Bing Dong is a Professor in the Mechanical and Aerospace Engineering Department at Syracuse University. He also serves as the Associate Director of the New York State Center of Excellence in Environmental and Energy Systems. Dr. Dong’s research interests encompass the broad field of smart buildings and cities, including intelligent energy systems, occupant behavior modeling at both building and urban scales, buildings-to-grid integration, building controls and diagnostics, quantum computing for building and urban energy system optimization, as well as AI/machine learning applications for smart buildings. He has published over 120 peer-reviewed journal and conference papers and holds 7 U.S. patents. Professor Dong received numerous awards including the IBPSA-USA Emerging Contributor Award and NSF CAREER Award.
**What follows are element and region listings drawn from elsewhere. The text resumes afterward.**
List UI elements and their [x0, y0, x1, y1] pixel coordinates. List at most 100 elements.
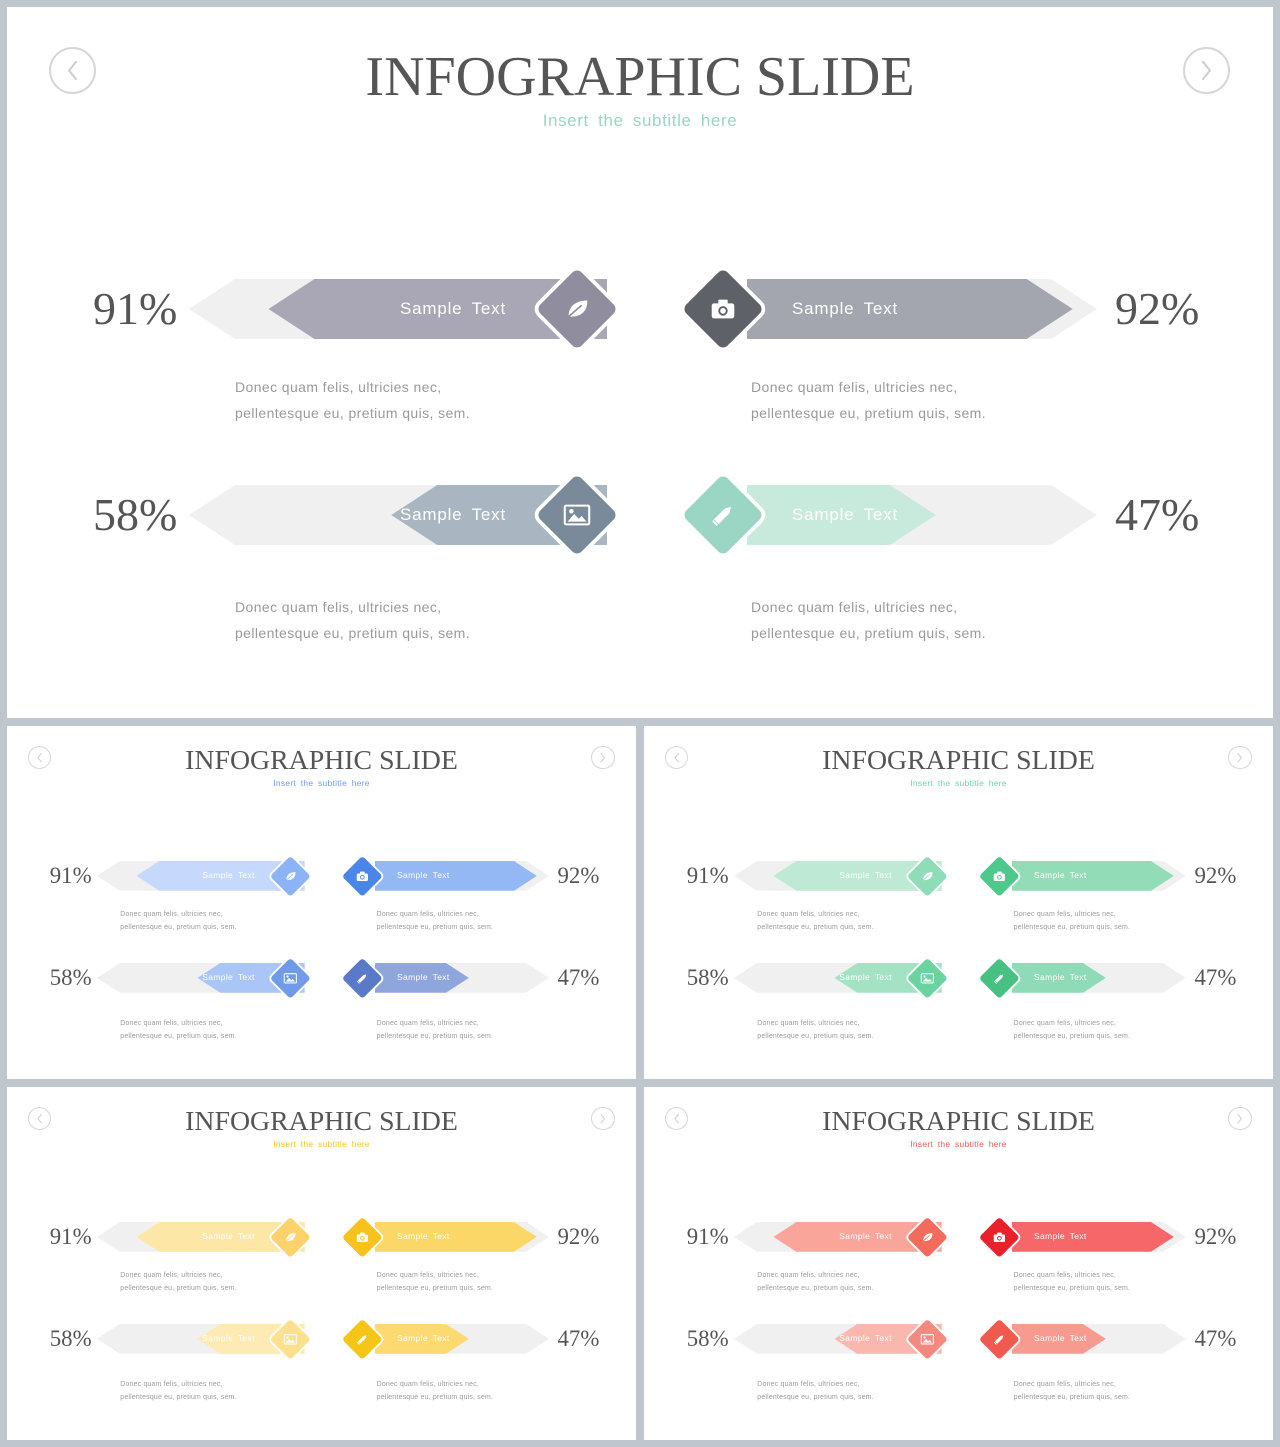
prev-slide-button[interactable] [27, 745, 52, 770]
slide-2: INFOGRAPHIC SLIDE Insert the subtitle her… [7, 726, 636, 1079]
bar-label: Sample Text [397, 972, 450, 983]
progress-fill [1011, 1324, 1106, 1355]
description-line: pellentesque eu, pretium quis, sem. [757, 923, 874, 931]
progress-fill [747, 279, 1073, 339]
icon-diamond [904, 1316, 951, 1363]
description-line: Donec quam felis, ultricies nec, [1013, 910, 1117, 918]
prev-slide-button[interactable] [49, 47, 96, 94]
leaf-icon [922, 1232, 933, 1242]
icon-diamond [267, 1214, 314, 1261]
slide-title: INFOGRAPHIC SLIDE [365, 46, 915, 108]
description-line: pellentesque eu, pretium quis, sem. [757, 1033, 874, 1041]
description-line: pellentesque eu, pretium quis, sem. [376, 1394, 494, 1402]
description-line: pellentesque eu, pretium quis, sem. [235, 625, 471, 641]
camera-icon [994, 871, 1006, 881]
slide-subtitle: Insert the subtitle here [273, 777, 370, 788]
chevron-right-icon [1201, 60, 1212, 81]
next-slide-button[interactable] [591, 745, 615, 770]
prev-slide-button[interactable] [27, 1106, 52, 1131]
progress-bar [374, 963, 549, 994]
leaf-icon [922, 871, 933, 881]
icon-diamond [976, 853, 1023, 900]
description-line: Donec quam felis, ultricies nec, [235, 379, 442, 395]
percent-value: 47% [557, 964, 600, 990]
icon-diamond [530, 262, 624, 356]
percent-value: 58% [686, 964, 729, 990]
percent-value: 92% [557, 1223, 600, 1249]
percent-value: 92% [1194, 862, 1237, 888]
pencil-icon [357, 1335, 367, 1345]
icon-diamond [339, 955, 386, 1002]
percent-value: 58% [93, 489, 178, 540]
percent-value: 58% [49, 1325, 92, 1351]
pencil-icon [994, 974, 1004, 984]
next-slide-button[interactable] [1228, 1106, 1252, 1131]
description-line: pellentesque eu, pretium quis, sem. [376, 1284, 494, 1292]
camera-icon [994, 1232, 1006, 1242]
image-icon [563, 504, 591, 526]
progress-fill [747, 485, 936, 545]
description-line: Donec quam felis, ultricies nec, [1013, 1271, 1117, 1279]
icon-diamond [267, 955, 314, 1002]
progress-bar [734, 1222, 943, 1252]
image-icon [920, 973, 934, 984]
image-icon [283, 1334, 297, 1345]
progress-bar [747, 485, 1097, 545]
description-line: pellentesque eu, pretium quis, sem. [235, 405, 471, 421]
description-line: Donec quam felis, ultricies nec, [376, 910, 480, 918]
description-line: pellentesque eu, pretium quis, sem. [757, 1394, 874, 1402]
percent-value: 91% [686, 1223, 729, 1249]
bar-label: Sample Text [839, 972, 892, 983]
percent-value: 91% [93, 283, 178, 334]
progress-fill [773, 861, 943, 891]
percent-value: 91% [686, 862, 729, 888]
image-icon [283, 973, 297, 984]
progress-bar [1011, 1222, 1186, 1252]
prev-slide-button[interactable] [664, 1106, 689, 1131]
next-slide-button[interactable] [591, 1106, 615, 1131]
percent-value: 47% [557, 1325, 600, 1351]
description-line: pellentesque eu, pretium quis, sem. [1013, 1284, 1131, 1292]
percent-value: 91% [49, 1223, 92, 1249]
percent-value: 47% [1194, 1325, 1237, 1351]
camera-icon [357, 1232, 369, 1242]
percent-value: 47% [1194, 964, 1237, 990]
description-line: pellentesque eu, pretium quis, sem. [376, 1033, 494, 1041]
camera-icon [357, 871, 369, 881]
prev-slide-button[interactable] [664, 745, 689, 770]
description-line: pellentesque eu, pretium quis, sem. [1013, 1394, 1131, 1402]
pencil-icon [712, 507, 731, 526]
progress-fill [773, 1222, 943, 1252]
bar-label: Sample Text [202, 1231, 255, 1242]
icon-diamond [267, 1316, 314, 1363]
progress-fill [374, 1324, 469, 1355]
chevron-left-icon [674, 1113, 679, 1124]
percent-value: 92% [1194, 1223, 1237, 1249]
progress-bar [734, 861, 943, 891]
next-slide-button[interactable] [1183, 47, 1230, 94]
description-line: Donec quam felis, ultricies nec, [757, 1271, 860, 1279]
camera-icon [711, 299, 735, 319]
slide-title: INFOGRAPHIC SLIDE [822, 744, 1095, 776]
next-slide-button[interactable] [1228, 745, 1252, 770]
slide-title: INFOGRAPHIC SLIDE [185, 1105, 458, 1137]
bar-label: Sample Text [1034, 1333, 1087, 1344]
chevron-right-icon [1237, 1113, 1243, 1124]
description-line: pellentesque eu, pretium quis, sem. [120, 1284, 237, 1292]
progress-bar [189, 279, 607, 339]
progress-fill [1011, 861, 1174, 891]
leaf-icon [285, 871, 296, 881]
progress-bar [1011, 861, 1186, 891]
description-line: Donec quam felis, ultricies nec, [1013, 1381, 1117, 1389]
pencil-icon [357, 974, 367, 984]
description-line: pellentesque eu, pretium quis, sem. [1013, 923, 1131, 931]
description-line: Donec quam felis, ultricies nec, [235, 599, 442, 615]
description-line: pellentesque eu, pretium quis, sem. [120, 923, 237, 931]
progress-bar [97, 861, 306, 891]
slide-1: INFOGRAPHIC SLIDE Insert the subtitle her… [7, 7, 1273, 718]
icon-diamond [976, 1214, 1023, 1261]
icon-diamond [339, 1214, 386, 1261]
chevron-right-icon [600, 752, 606, 763]
progress-bar [747, 279, 1097, 339]
description-line: Donec quam felis, ultricies nec, [1013, 1020, 1117, 1028]
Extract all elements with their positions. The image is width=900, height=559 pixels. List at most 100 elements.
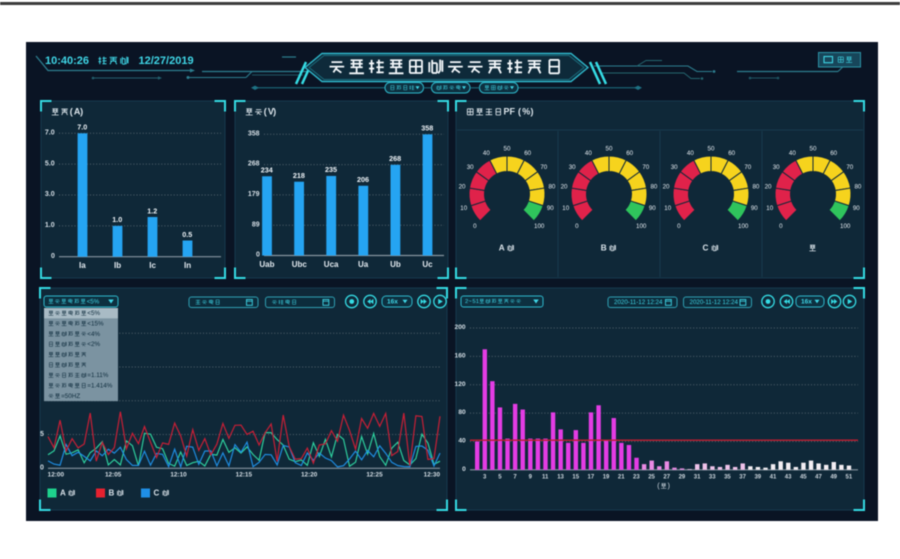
svg-text:21: 21 <box>618 474 625 480</box>
svg-text:7: 7 <box>513 474 517 480</box>
svg-text:=50HZ: =50HZ <box>61 393 80 400</box>
svg-text:51: 51 <box>845 474 852 480</box>
svg-text:): ) <box>531 107 534 117</box>
svg-text:=1.414%: =1.414% <box>87 383 112 390</box>
svg-text:0: 0 <box>677 223 681 230</box>
svg-text:16x: 16x <box>387 298 398 305</box>
svg-text:90: 90 <box>649 205 656 212</box>
svg-text:Ua: Ua <box>358 260 369 269</box>
svg-text:16x: 16x <box>801 298 812 305</box>
svg-text:(: ( <box>264 107 267 117</box>
svg-text:206: 206 <box>357 175 369 184</box>
svg-text:70: 70 <box>642 164 649 171</box>
svg-text:10: 10 <box>460 205 467 212</box>
svg-text:5: 5 <box>498 474 502 480</box>
svg-text:A: A <box>499 244 505 253</box>
svg-text:218: 218 <box>293 171 305 180</box>
svg-text:160: 160 <box>455 352 466 359</box>
svg-text:B: B <box>601 244 607 253</box>
svg-text:): ) <box>80 107 83 117</box>
svg-text:90: 90 <box>751 205 758 212</box>
svg-text:A: A <box>60 488 66 497</box>
svg-text:3: 3 <box>483 474 487 480</box>
svg-text:7.0: 7.0 <box>77 123 87 132</box>
svg-text:0: 0 <box>779 223 783 230</box>
svg-text:120: 120 <box>455 381 466 388</box>
svg-text:20: 20 <box>561 184 568 191</box>
svg-text:Ic: Ic <box>149 261 156 270</box>
svg-text:19: 19 <box>603 474 610 480</box>
svg-text:235: 235 <box>325 165 337 174</box>
svg-text:43: 43 <box>785 474 792 480</box>
svg-text:41: 41 <box>770 474 777 480</box>
svg-text:30: 30 <box>773 164 780 171</box>
svg-text:B: B <box>109 488 115 497</box>
svg-text:80: 80 <box>650 184 657 191</box>
svg-text:Uab: Uab <box>259 260 274 269</box>
svg-text:<15%: <15% <box>87 320 104 327</box>
svg-text:50: 50 <box>504 145 511 152</box>
svg-text:13: 13 <box>557 474 564 480</box>
svg-text:3.0: 3.0 <box>45 191 55 198</box>
svg-text:12:30: 12:30 <box>424 472 441 479</box>
svg-text:70: 70 <box>846 164 853 171</box>
svg-text:234: 234 <box>261 166 273 175</box>
svg-text:12:10: 12:10 <box>170 472 187 479</box>
svg-text:0: 0 <box>473 223 477 230</box>
svg-text:0: 0 <box>51 253 55 260</box>
svg-text:Uc: Uc <box>422 260 433 269</box>
svg-text:Ubc: Ubc <box>292 260 308 269</box>
svg-text:10: 10 <box>664 205 671 212</box>
svg-text:PF: PF <box>503 107 515 117</box>
svg-text:20: 20 <box>663 184 670 191</box>
svg-text:23: 23 <box>633 474 640 480</box>
svg-text:12:25: 12:25 <box>366 472 383 479</box>
svg-text:A: A <box>74 107 81 117</box>
svg-text:=1.11%: =1.11% <box>87 372 108 379</box>
svg-text:): ) <box>273 107 276 117</box>
svg-text:1.2: 1.2 <box>147 206 157 215</box>
svg-text:15: 15 <box>572 474 579 480</box>
svg-text:12:05: 12:05 <box>105 472 122 479</box>
svg-text:10:40:26: 10:40:26 <box>45 55 89 67</box>
svg-text:80: 80 <box>548 184 555 191</box>
svg-text:In: In <box>184 261 191 270</box>
svg-text:80: 80 <box>458 409 466 416</box>
svg-text:90: 90 <box>853 205 860 212</box>
svg-text:(: ( <box>518 107 521 117</box>
svg-text:1.0: 1.0 <box>112 215 122 224</box>
svg-text:<2%: <2% <box>87 341 100 348</box>
svg-text:<4%: <4% <box>87 331 100 338</box>
svg-text:80: 80 <box>854 184 861 191</box>
svg-text:5: 5 <box>40 431 44 438</box>
svg-text:100: 100 <box>636 223 647 230</box>
svg-text:7.0: 7.0 <box>45 129 55 136</box>
svg-text:29: 29 <box>679 474 686 480</box>
svg-text:40: 40 <box>458 438 466 445</box>
svg-text:37: 37 <box>739 474 746 480</box>
svg-text:10: 10 <box>766 205 773 212</box>
svg-text:Ib: Ib <box>114 261 121 270</box>
svg-text:9: 9 <box>529 474 533 480</box>
svg-text:): ) <box>668 483 670 490</box>
svg-text:12:00: 12:00 <box>48 472 65 479</box>
svg-text:51: 51 <box>472 299 479 305</box>
svg-text:%: % <box>522 107 530 117</box>
svg-text:20: 20 <box>765 184 772 191</box>
svg-text:30: 30 <box>569 164 576 171</box>
svg-text:100: 100 <box>840 223 851 230</box>
svg-text:25: 25 <box>648 474 655 480</box>
svg-text:0: 0 <box>256 252 260 259</box>
svg-text:31: 31 <box>694 474 701 480</box>
svg-text:100: 100 <box>738 223 749 230</box>
svg-text:47: 47 <box>815 474 822 480</box>
svg-text:40: 40 <box>789 150 796 157</box>
svg-text:Ia: Ia <box>79 261 86 270</box>
svg-text:C: C <box>702 244 708 253</box>
svg-text:40: 40 <box>483 150 490 157</box>
svg-text:90: 90 <box>547 205 554 212</box>
svg-text:49: 49 <box>830 474 837 480</box>
svg-text:45: 45 <box>800 474 807 480</box>
svg-text:0.5: 0.5 <box>182 230 192 239</box>
svg-text:2: 2 <box>465 299 468 305</box>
He is the Associate Editor of the International Journal of Building Simulation and serves as the Vice Chair for ASHRAE TC7.10. He is also a member of the Board of Directors of the International Association of Building Physics. Professor Dong is an IBPSA Fellow.
Yoshua Bengio
Recognized worldwide as one of the leading experts in artificial intelligence, Yoshua Bengio is most known for his pioneering work in deep learning, earning him the 2018 A.M. Turing Award, “the Nobel Prize of Computing,” with Geoffrey Hinton and Yann LeCun. He is Full Professor at Université de Montréal, and Founder and Scientific Advisor of Mila – Quebec AI Institute. He co-directs the CIFAR Learning in Machines & Brains program as Senior Fellow and acts as Special Advisor and Founding Scientific Director of IVADO. In 2019, he was awarded the prestigious Killam Prize and for several years has been the computer scientist with the greatest impact in terms of number of citations and h-index. He is a Fellow of both the Royal Society of London and Canada, Knight of the Legion of Honor of France, Officer of the Order of Canada, Member of the UN’s Scientific Advisory Board for Independent Advice on Breakthroughs in Science and Technology since 2023, and a Canada CIFAR AI Chair.
Concerned about the social impact of AI, he actively contributed to the Montreal Declaration for the Responsible Development of Artificial Intelligence and currently chairs the International Scientific Report on the Safety of Advanced AI.